16.  Whether a claimant has suffered a “loss of earnings” goes to establishing whether or not they have an entitlement to weekly payment of compensation under Div 3.3 of the Act. The weekly payments provisions then go on to specify that if there is an entitlement, the rate of that payment is a percentage of the difference between the claimant’s PAWE and their post-accident earning capacity. The phrase “loss of earnings” is not used in these provisions regarding the quantification of weekly payments.

17.  It is not a “loss of earnings” and therefore not “income from personal exertion” that is under consideration in clause 4(1) of sch 2of the Act, these words could have been used in the clause and these definitions would have applied, but they were not. Instead, clause 4(1) mandates consideration of “gross earnings”.

18.  The term “gross earnings” is not specifically defined in the Act. The Oxford Dictionary defines “earnings” as “money obtained in return for labour or services”. For a self employed worker, I consider that earnings or the return for labour or services are the profits of the business – that is, income less expenses. If follows that I accept the submissions of the insurer and agree with the

view put by the merit reviewer in MA01/18; that for the purpose of clause 4(1) of Sch 2 of the Act “gross earnings…mean the net profit earned by a self-employed claimant after accounting for business expenses but before income tax”.

19.  The tax return provided includes earnings for the 12 months of the 2016/17 financial year, rather than the 12 months immediately before the day of the accident. The parties where therefore provided with a further opportunity to provide evidence of gross earnings during this period.

20.  ACL’s solicitor advised that he has not yet completed a 2017/18 tax return. They provided a Notice of Assessment for the year ending 30 June 2017 which again showed a taxable income of $37,022 for that financial year and Business Activity Statements for July – September 2017 and October – December 2017. The insurer submits in reply that the Business Activity Statements do not assist in the dispute as they do not give an accurate description of the ACL’s earnings.

21.  I agree with the insurer’s submission. The Business Activity Statements provide figures for “total sales” for the business for the quarters mentioned and information to calculate GST paid or payable by the business. They do not provide specific information as to net profit of the business for the relevant quarters. I also note that ACL’s solicitor did not make any submissions as to what his earnings were for these quarters or how his PAWE should be calculated in light of this information.

22.  The Notice of Assessment supports the earnings information contained in ACL’s Individual Tax Return for 2016/17, it also shows business income of $79,546, expenses of $42,524 and a resulting taxable income of $37,022.

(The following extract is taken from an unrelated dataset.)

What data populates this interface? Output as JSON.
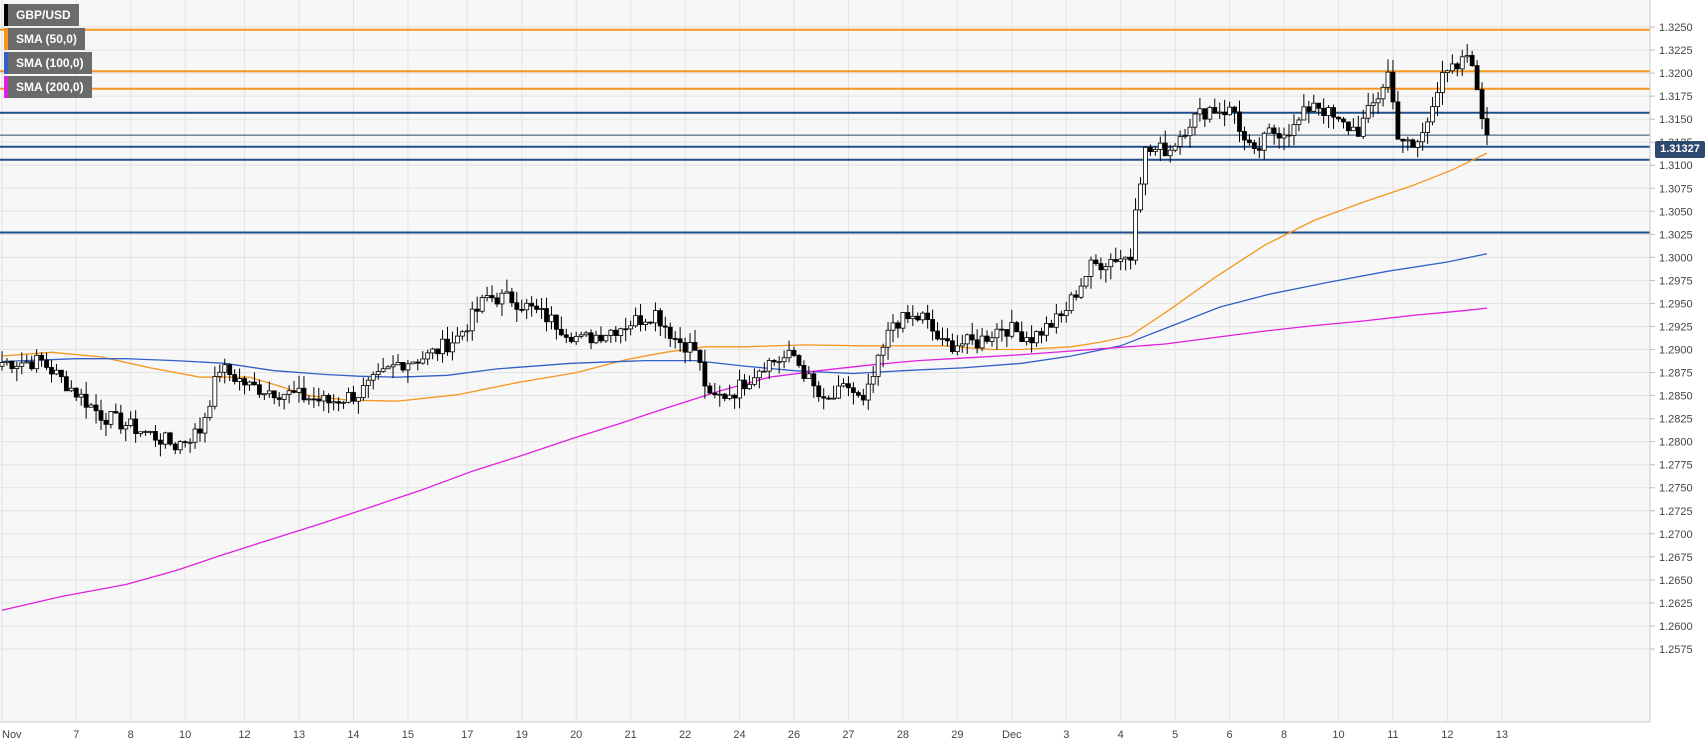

23.  I acknowledge that the 2016/17 tax return does not contain information for the whole of the 12 months immediately before the day of his accident and that it contains earnings which are likely to have been earned by ACL prior to this period. However, it does give an indication of his average gross weekly earnings for the first approximately 21 weeks of this period. I consider that the figure of $711.96 arrived at by the insurer is the best indication and best estimate based on the information currently available as to ACL’s weekly average gross earnings for the 12 months immediately before the day on which the motor accident and for the purposes of clause 4(1) of Sch 1 of the Act.

24.  The insurer’s decision of 6 April 2018 is affirmed.